Malick Sidibé
2012
Mateo Charris, Ángel
© Malick Sidibé
© Malick Sidibé
© Malick Sidibé
Malick Sidibé, uno de los más grandes artistas africanos, lo era casi sin saberlo. Aquí casi podría pasar por un fotógrafo de los que llamamos de bodas, bautizos y comuniones (BBC). Su astroso estudio de Bamako atesora gran parte de la energía vital de sucesivas generaciones de malienses: en sus mejores galas, en las celebraciones y bailes, con sus motos y objetos favoritos, con sus trajes africanos y con los modelitos occidentales a la moda, dejando constancia de su energía y de sus ganas de vivir. Sidibé -el James Brown de Bamako– adoraba el twist y el rock and roll, la música moderna y el cine occidental, y no el folklore africano, como parecen indicar sus trajes y sus maneras. Y un día llegaron a África los buscadores de novedades, el safari de los comisarios de arte buscando a los nuevos magos de la tierra y se toparon con la fotografía africana, y con Seydou Keitá y Malick Sidibé.
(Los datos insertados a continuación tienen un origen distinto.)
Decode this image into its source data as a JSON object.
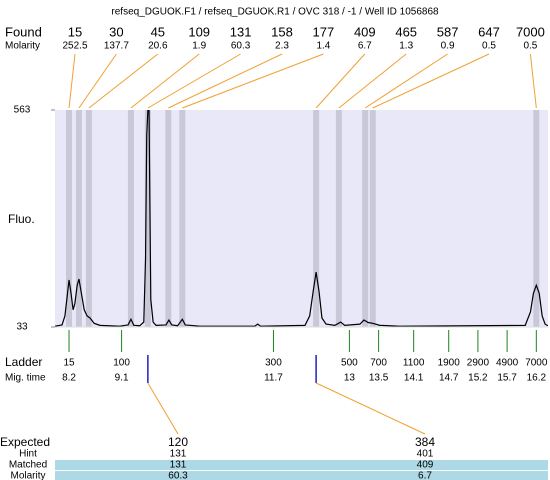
{
  "chart_data": {
    "type": "electropherogram",
    "title": "refseq_DGUOK.F1 / refseq_DGUOK.R1 / OVC 318 / -1 / Well ID 1056868",
    "y_label": "Fluo.",
    "ylim": [
      33,
      563
    ],
    "yticks": [
      33,
      563
    ],
    "xlim": [
      7.96,
      16.4
    ],
    "x": [
      7.96,
      8.08,
      8.13,
      8.17,
      8.2,
      8.23,
      8.27,
      8.3,
      8.34,
      8.37,
      8.4,
      8.46,
      8.51,
      8.56,
      8.63,
      8.73,
      9.07,
      9.21,
      9.26,
      9.31,
      9.41,
      9.48,
      9.51,
      9.53,
      9.55,
      9.57,
      9.58,
      9.6,
      9.64,
      9.69,
      9.86,
      9.91,
      9.96,
      10.06,
      10.14,
      10.19,
      10.44,
      11.38,
      11.43,
      11.48,
      12.24,
      12.32,
      12.38,
      12.43,
      12.48,
      12.53,
      12.6,
      12.75,
      12.85,
      12.92,
      13.18,
      13.25,
      13.32,
      13.4,
      13.52,
      13.86,
      16.01,
      16.1,
      16.15,
      16.2,
      16.25,
      16.3,
      16.35,
      16.4
    ],
    "values": [
      35,
      38,
      60,
      110,
      148,
      120,
      75,
      90,
      135,
      150,
      125,
      75,
      60,
      55,
      42,
      37,
      35,
      38,
      52,
      37,
      36,
      45,
      200,
      500,
      563,
      563,
      400,
      100,
      45,
      37,
      38,
      50,
      38,
      36,
      52,
      38,
      35,
      35,
      40,
      35,
      37,
      60,
      120,
      167,
      120,
      55,
      40,
      37,
      45,
      37,
      40,
      50,
      44,
      42,
      37,
      35,
      37,
      70,
      115,
      135,
      115,
      60,
      40,
      36
    ],
    "color": "#000000",
    "found": {
      "label": "Found",
      "molarity_label": "Molarity",
      "sizes": [
        15,
        30,
        45,
        109,
        131,
        158,
        177,
        409,
        465,
        587,
        647,
        7000
      ],
      "molarity": [
        252.5,
        137.7,
        20.6,
        1.9,
        60.3,
        2.3,
        1.4,
        6.7,
        1.3,
        0.9,
        0.5,
        0.5
      ],
      "times": [
        8.2,
        8.37,
        8.54,
        9.26,
        9.55,
        9.9,
        10.14,
        12.43,
        12.82,
        13.27,
        13.4,
        16.2
      ]
    },
    "ladder": {
      "label": "Ladder",
      "time_label": "Mig. time",
      "sizes": [
        15,
        100,
        300,
        500,
        700,
        1100,
        1900,
        2900,
        4900,
        7000
      ],
      "times": [
        8.2,
        9.1,
        11.7,
        13,
        13.5,
        14.1,
        14.7,
        15.2,
        15.7,
        16.2
      ]
    },
    "expected": {
      "label": "Expected",
      "hint_label": "Hint",
      "matched_label": "Matched",
      "molarity_label": "Molarity",
      "sizes": [
        120,
        384
      ],
      "hint": [
        131,
        401
      ],
      "matched": [
        131,
        409
      ],
      "molarity": [
        60.3,
        6.7
      ],
      "times": [
        9.55,
        12.43
      ]
    }
  }
}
En el 2000 estuve en su estudio y pude ver la cueva del tesoro en forma de cientos de cajas de cartón llenas de polvo con el archivo de toda una vida, cámaras viejas, catálogos de algunos de los principales museos del mundo (el Stedelijk de Amsterdam, el Museo de Arte Contemporáneo de Chicago, la Fundación Cartier) que él enseñaba sin darse la menor importancia, como si estuviera enseñando la hoja parroquial o el periódico del pueblo y que extraía de alguna montaña de cachivaches y revistas variadas. Nos hicimos una foto en su estudio, con el fondo de tono oscuro que usaba para los pocos blancos que tenía de clientes o los que vestían de tonos claros (los negros sobre fondo claro, así de fácil). Y no daba el tipo de artista internacional que ya empezaba a ser. Siempre riendo, como haciendo profesión de fe de su teoría estética: “para mi la fotografía es sobre todo juventud, es un mundo feliz, lleno de alegría; no es un niño llorando en una esquina o un enfermo”. Y personificaba las tres patas de lo que debe ser el arte africano: vida, verdad, pureza. También parecía tan pobre como el resto de sus paisanos, al menos para nuestros estándares occidentales, aunque expone en las galerías del mundo y podría vivir en Paris, pero siente que tiene un compromiso con su gente y quiere devolver todo lo que ha recibido, sin que nada de eso suene falso en sus palabras: “He amado a la gente. He reunido al mundo entero, la gente dice que mi sitio parece la República Popular China. He sido capaz de ayudar a los pobres, a los niños de la calle, a los necesitados; la gente decía que me estaba arruinando mientras que, de hecho, me estaba enriqueciendo. Lo que di, Dios me lo ha devuelto. No hace mucho un viejo me dijo ‘hay dos cosas que son muy difíciles en la vida: decir la verdad y dar’. Esto es verdad. En mi vida y en mi fotografía. He dicho la verdad y he dado. Esa es indudablemente la razón de mi éxito”.
El arte no va de buenas y malas personas, pero si va de ‘verdad’ y la de Malick Sidibé es esa enorme y festiva sonrisa compartida a ritmo de funk.
Fuente:
Para la exposición “La maleta de Malick”, dentro de la programación de La Mar de Músicas, en el Centro Cultural CajaMurcia, Cartagena.